문제

As far as I've been led to understand, x++ is essentially a terser way of saying x = x + 1. So far, so clear. In front-end Javascript, I've occasionally seen ++x — I seem to remember from a jsPerf test I can no longer find (how does one Google ++ effectively?) that this somehow had a small performance benefit in a particular version of IE, and let it go at that.

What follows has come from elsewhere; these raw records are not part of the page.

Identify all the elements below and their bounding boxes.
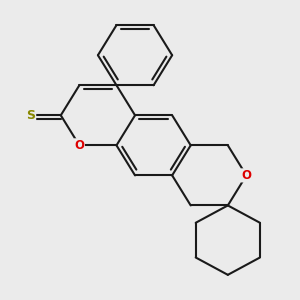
- Text: O: O: [242, 169, 251, 182]
- Text: S: S: [27, 109, 36, 122]
- Text: O: O: [74, 139, 84, 152]
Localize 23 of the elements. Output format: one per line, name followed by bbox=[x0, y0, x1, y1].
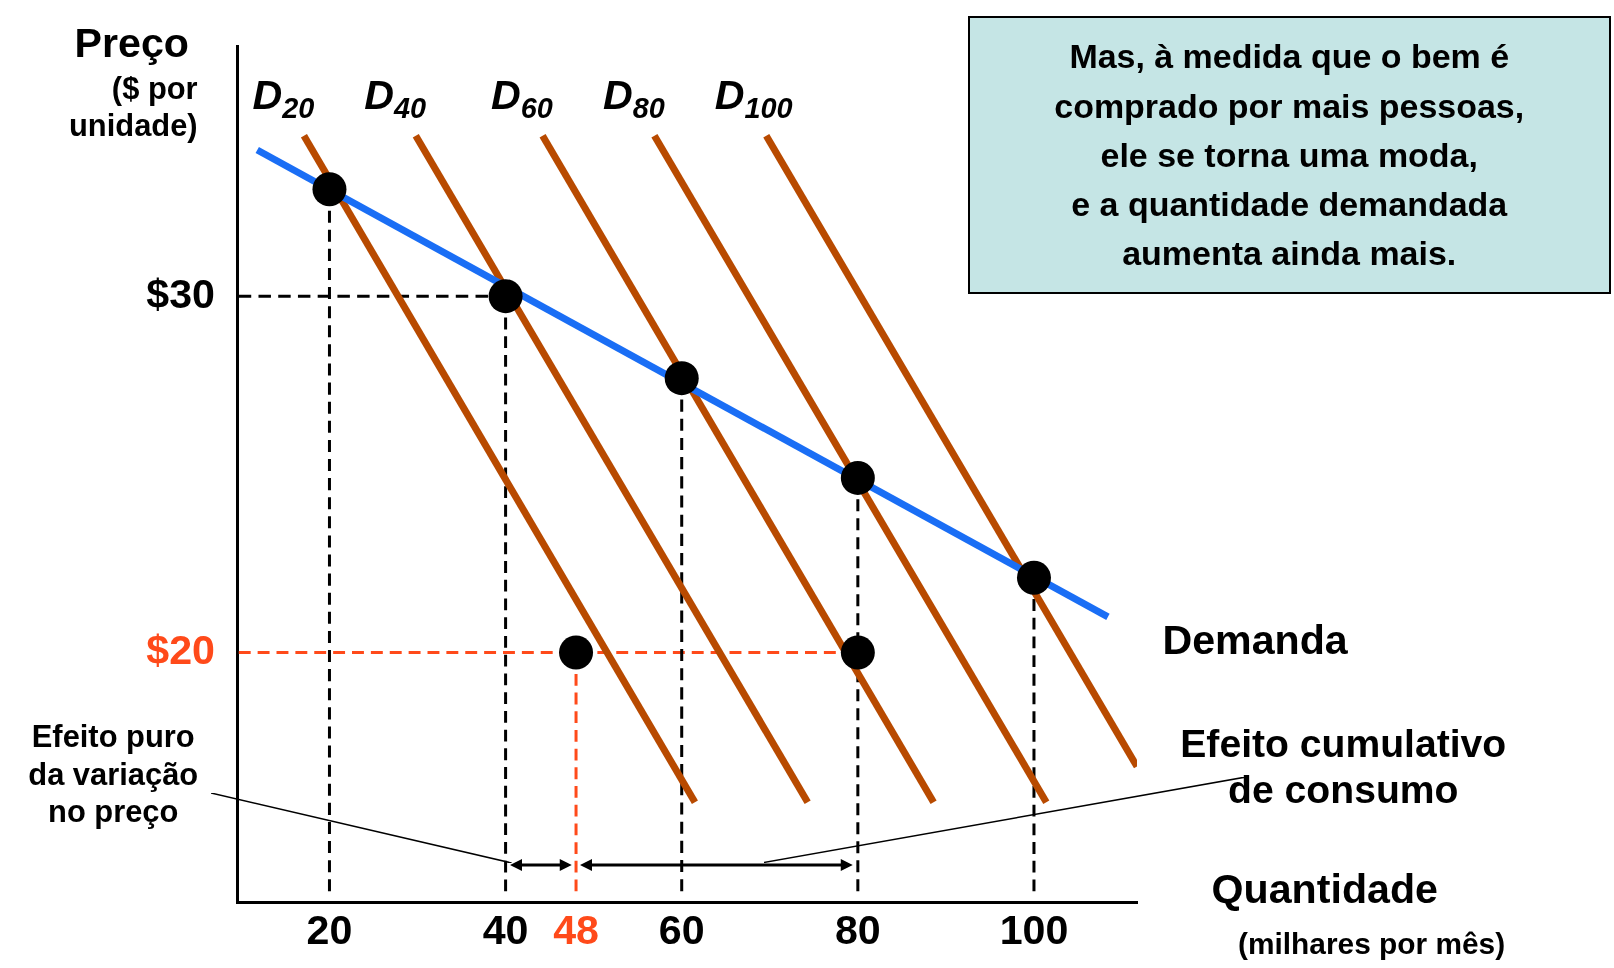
x-tick-label: 20 bbox=[306, 907, 353, 954]
series-label: Demanda bbox=[1162, 616, 1349, 663]
x-tick-label: 100 bbox=[999, 907, 1069, 954]
point bbox=[488, 279, 523, 314]
point bbox=[1016, 560, 1051, 595]
x-axis-title: Quantidade bbox=[1211, 865, 1438, 912]
text: ($ por unidade) bbox=[67, 70, 198, 145]
x-tick-label: 40 bbox=[482, 907, 529, 954]
point bbox=[840, 460, 875, 495]
point bbox=[840, 635, 875, 670]
x-tick-label: 48 bbox=[553, 907, 599, 954]
text: (milhares por mês) bbox=[1237, 926, 1507, 963]
y-tick-label: $20 bbox=[146, 626, 215, 673]
y-axis-title: Preço bbox=[74, 19, 189, 66]
point bbox=[559, 635, 594, 670]
point bbox=[312, 172, 347, 207]
text: Efeito puro da variação no preço bbox=[27, 718, 200, 830]
x-tick-label: 80 bbox=[834, 907, 881, 954]
y-tick-label: $30 bbox=[146, 270, 215, 317]
x-tick-label: 60 bbox=[658, 907, 705, 954]
note-box: Mas, à medida que o bem é comprado por mais pessoas, ele se torna uma moda, e a quantidade demandada aumenta ainda mais. bbox=[967, 16, 1611, 295]
point bbox=[664, 361, 699, 396]
text: Efeito cumulativo de consumo bbox=[1179, 720, 1508, 814]
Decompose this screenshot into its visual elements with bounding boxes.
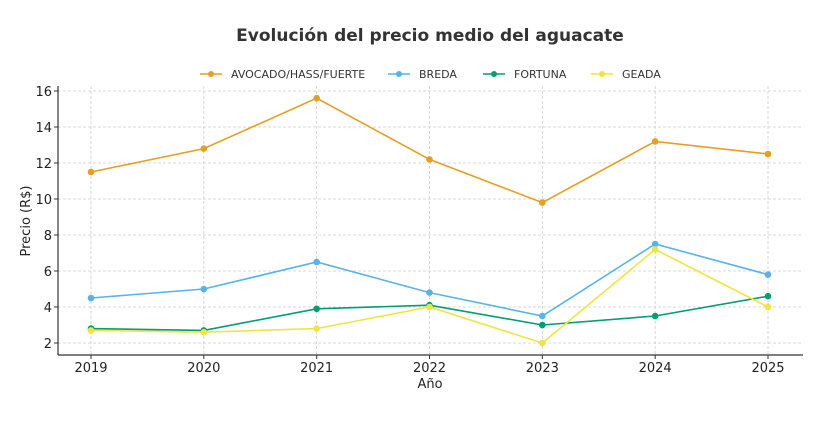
y-tick-label: 12 — [35, 157, 52, 172]
x-tick-label: 2025 — [751, 361, 784, 376]
y-tick-label: 4 — [44, 301, 52, 316]
legend-marker — [491, 71, 497, 77]
data-point — [539, 339, 546, 347]
x-tick-label: 2020 — [187, 361, 220, 376]
legend-marker — [208, 71, 214, 77]
x-tick-label: 2019 — [74, 361, 107, 376]
data-point — [200, 285, 208, 293]
data-point — [313, 94, 320, 102]
y-tick-label: 6 — [44, 265, 52, 280]
legend-label: BREDA — [419, 68, 457, 81]
data-point — [539, 312, 546, 320]
x-tick-label: 2021 — [300, 361, 333, 376]
data-point — [200, 328, 208, 336]
data-point — [764, 150, 772, 158]
x-axis-label: Año — [417, 377, 442, 392]
data-point — [651, 246, 659, 253]
y-axis-label: Precio (R$) — [19, 186, 34, 257]
y-tick-label: 10 — [35, 193, 52, 208]
data-point — [539, 321, 546, 329]
data-point — [313, 325, 320, 332]
data-point — [426, 303, 433, 311]
data-point — [764, 303, 772, 311]
y-tick-label: 2 — [44, 337, 52, 352]
data-point — [313, 258, 320, 266]
data-point — [764, 271, 772, 278]
data-point — [651, 240, 659, 248]
legend-marker — [396, 71, 402, 77]
data-point — [426, 289, 433, 296]
data-point — [313, 305, 320, 313]
data-point — [87, 168, 95, 176]
chart-title: Evolución del precio medio del aguacate — [236, 26, 624, 46]
legend-label: FORTUNA — [514, 68, 567, 81]
y-tick-label: 8 — [44, 229, 52, 244]
data-point — [87, 294, 95, 302]
x-tick-label: 2024 — [639, 361, 672, 376]
data-point — [200, 145, 208, 152]
data-point — [426, 156, 433, 163]
y-tick-label: 14 — [35, 121, 52, 136]
legend-label: AVOCADO/HASS/FUERTE — [231, 68, 365, 81]
x-tick-label: 2023 — [526, 361, 559, 376]
data-point — [651, 312, 659, 320]
data-point — [651, 138, 659, 145]
data-point — [87, 327, 95, 334]
data-point — [539, 199, 546, 206]
data-point — [764, 292, 772, 300]
x-tick-label: 2022 — [413, 361, 446, 376]
legend-marker — [599, 71, 605, 77]
legend-label: GEADA — [622, 68, 661, 81]
y-tick-label: 16 — [35, 85, 52, 100]
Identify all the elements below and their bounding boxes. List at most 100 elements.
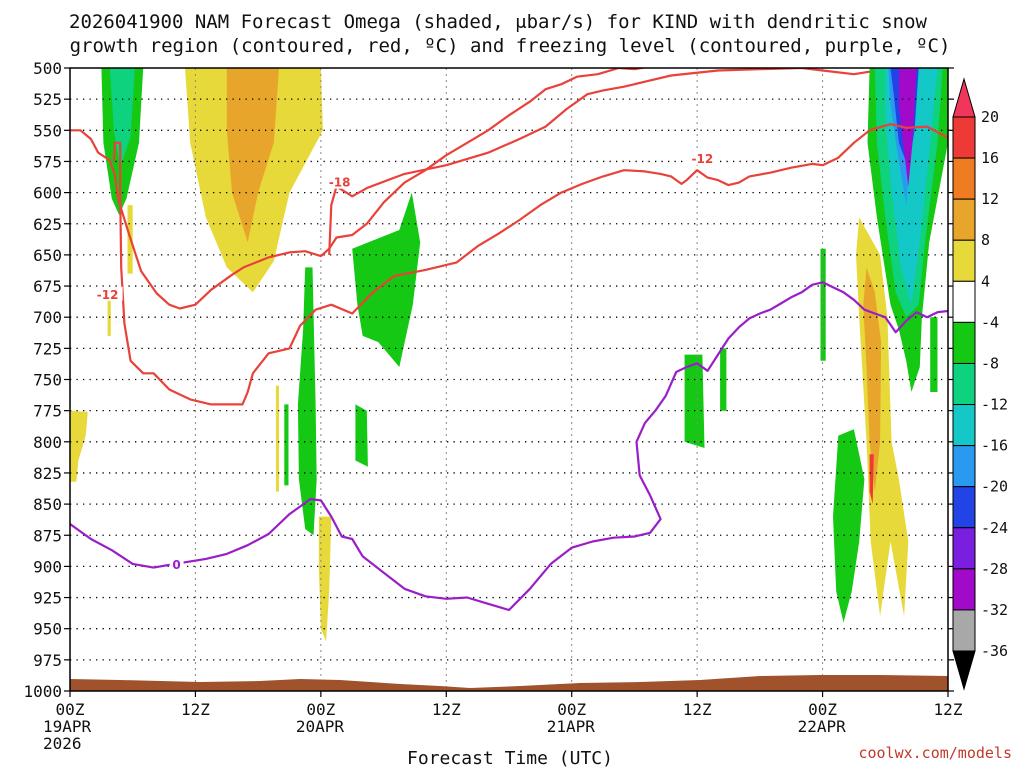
colorbar-label-12: -32 [981, 601, 1008, 619]
colorbar-label-11: -28 [981, 560, 1008, 578]
y-axis: 500 525 550 575 600 625 650 675 700 725 750 775 800 8… [23, 59, 954, 701]
x-tick-label-0-1: 19APR [43, 717, 92, 736]
colorbar-segment-6 [952, 362, 976, 406]
colorbar-segment-12 [952, 609, 976, 652]
omega-region-12 [284, 404, 289, 486]
omega-region-15 [833, 429, 865, 623]
contour-line-2 [112, 123, 948, 406]
colorbar-label-8: -16 [981, 437, 1008, 455]
colorbar-label-2: 12 [981, 190, 999, 208]
colorbar-segment-4 [952, 280, 976, 323]
colorbar-label-10: -24 [981, 519, 1008, 537]
omega-region-26 [930, 317, 938, 392]
contour-label-bg-3 [169, 557, 184, 572]
colorbar-segment-8 [952, 445, 976, 488]
y-tick-label-950: 950 [33, 620, 62, 639]
colorbar-segment-11 [952, 568, 976, 611]
contour-label-0: -18 [329, 176, 351, 190]
contour-label-1: -12 [692, 152, 714, 166]
contour-label-bg-2 [92, 286, 123, 301]
colorbar-top-arrow [952, 77, 976, 118]
colorbar-label-4: 4 [981, 272, 990, 290]
x-tick-label-0-0: 00Z [56, 700, 85, 719]
y-tick-label-625: 625 [33, 215, 62, 234]
x-tick-label-36-0: 12Z [432, 700, 461, 719]
omega-region-13 [684, 354, 705, 448]
x-tick-label-12-0: 12Z [181, 700, 210, 719]
y-tick-label-575: 575 [33, 152, 62, 171]
colorbar-segment-10 [952, 527, 976, 570]
colorbar-segment-1 [952, 157, 976, 200]
colorbar: 20 16 12 8 4 -4 -8 -12 -16 -20 -24 -28 -32 -36 [952, 77, 1008, 691]
x-tick-label-24-1: 20APR [296, 717, 345, 736]
chart-title-line-2: growth region (contoured, red, ºC) and f… [70, 35, 951, 57]
omega-region-16 [820, 248, 826, 361]
omega-region-4 [107, 292, 111, 336]
colorbar-segment-0 [952, 116, 976, 159]
omega-region-14 [720, 348, 727, 411]
y-tick-label-750: 750 [33, 371, 62, 390]
colorbar-label-7: -12 [981, 396, 1008, 414]
contour-label-3: 0 [172, 558, 180, 572]
credit-text: coolwx.com/models [858, 744, 1012, 762]
colorbar-bottom-arrow [952, 650, 976, 691]
chart-title-line-1: 2026041900 NAM Forecast Omega (shaded, μ… [69, 11, 927, 33]
omega-region-19 [869, 454, 874, 505]
colorbar-segment-2 [952, 198, 976, 241]
colorbar-segment-5 [952, 321, 976, 364]
colorbar-segment-9 [952, 486, 976, 529]
colorbar-label-6: -8 [981, 354, 999, 372]
x-tick-label-72-1: 22APR [798, 717, 847, 736]
y-tick-label-775: 775 [33, 402, 62, 421]
colorbar-segment-3 [952, 239, 976, 282]
colorbar-label-9: -20 [981, 478, 1008, 496]
colorbar-label-3: 8 [981, 231, 990, 249]
y-tick-label-675: 675 [33, 277, 62, 296]
omega-region-1 [226, 68, 279, 243]
contour-label-bg-1 [687, 150, 718, 165]
x-tick-label-24-0: 00Z [306, 700, 335, 719]
grid-lines [70, 68, 948, 691]
ground-surface [70, 675, 948, 691]
y-tick-label-600: 600 [33, 184, 62, 203]
contour-label-bg-0 [324, 174, 355, 189]
omega-region-5 [275, 385, 279, 492]
y-tick-label-850: 850 [33, 495, 62, 514]
omega-region-10 [352, 192, 421, 367]
omega-region-18 [863, 267, 882, 492]
colorbar-label-5: -4 [981, 313, 999, 331]
x-tick-label-84-0: 12Z [934, 700, 963, 719]
contour-line-3 [70, 281, 948, 612]
y-tick-label-925: 925 [33, 589, 62, 608]
x-axis-label: Forecast Time (UTC) [407, 748, 613, 768]
colorbar-label-1: 16 [981, 149, 999, 167]
contour-lines: -18 -12 -12 0 [70, 68, 948, 612]
y-tick-label-525: 525 [33, 90, 62, 109]
x-tick-label-72-0: 00Z [808, 700, 837, 719]
y-tick-label-800: 800 [33, 433, 62, 452]
y-tick-label-1000: 1000 [23, 682, 62, 701]
colorbar-label-0: 20 [981, 108, 999, 126]
x-tick-label-48-1: 21APR [547, 717, 596, 736]
y-tick-label-825: 825 [33, 464, 62, 483]
y-tick-label-700: 700 [33, 308, 62, 327]
x-tick-label-0-2: 2026 [43, 734, 82, 753]
omega-region-6 [318, 516, 332, 642]
y-tick-label-875: 875 [33, 526, 62, 545]
colorbar-label-13: -36 [981, 642, 1008, 660]
contour-label-2: -12 [97, 288, 119, 302]
omega-region-9 [297, 267, 317, 536]
omega-region-11 [355, 404, 368, 467]
y-tick-label-900: 900 [33, 557, 62, 576]
omega-region-2 [70, 410, 88, 482]
omega-region-8 [109, 68, 135, 168]
colorbar-segment-7 [952, 404, 976, 447]
y-tick-label-725: 725 [33, 339, 62, 358]
y-tick-label-975: 975 [33, 651, 62, 670]
x-tick-label-60-0: 12Z [683, 700, 712, 719]
y-tick-label-500: 500 [33, 59, 62, 78]
y-tick-label-650: 650 [33, 246, 62, 265]
contour-line-1 [70, 68, 648, 310]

However I've recently encountered something that speaks of a weird quirk in execution order (JS code):

var x = 1;
console.log(x++); // 1 (?!)
console.log(x);   // 2

…whereas

var x = 1;
console.log(++x); // 2 (what I would've expected)
console.log(x);   // 2

I can't get my head around this. How can we return the unmodified variable when the operation and assignment are within the parenthesis, and thus by all rights should be executed before console.log is even invoked, let alone executed and returned?

도움이 되었습니까?

해결책

Those are two different things

x++

is a post-increment. It returns x before the change but then changes it:

tmp = x;
x = x+1;
return tmp;

whereas

++x

is a pre-increment. It first changes x and returns the new value afterwards:

x = x+1;
return x;

The second one is also slightly faster as your compliler/interpreter doesn't need to create a temporary variable and copy the data across.

다른 팁

x++ gets the value, then increments it.

++x increments the value, then gets it.

This is the behavior in every language I've used that supports these operators.

Using ++ AFTER the variable increments the value after that line of code.

Likewise, using ++ BEFORE the variable increments the value before using it in that line of code.

Cool huh?

var x = 1;
x++;
console.log(x++); // 2 (?!)
console.log(x);   // 3
console.log(++x); // 4
console.log(x++); // 4
console.log(x);   // 5

You're talking about the difference between the pre- and post- increment operators. In the pre- case, the operation is essentially (x = x + 1; yield x), and in the second case it's (yield x; x = x + 1).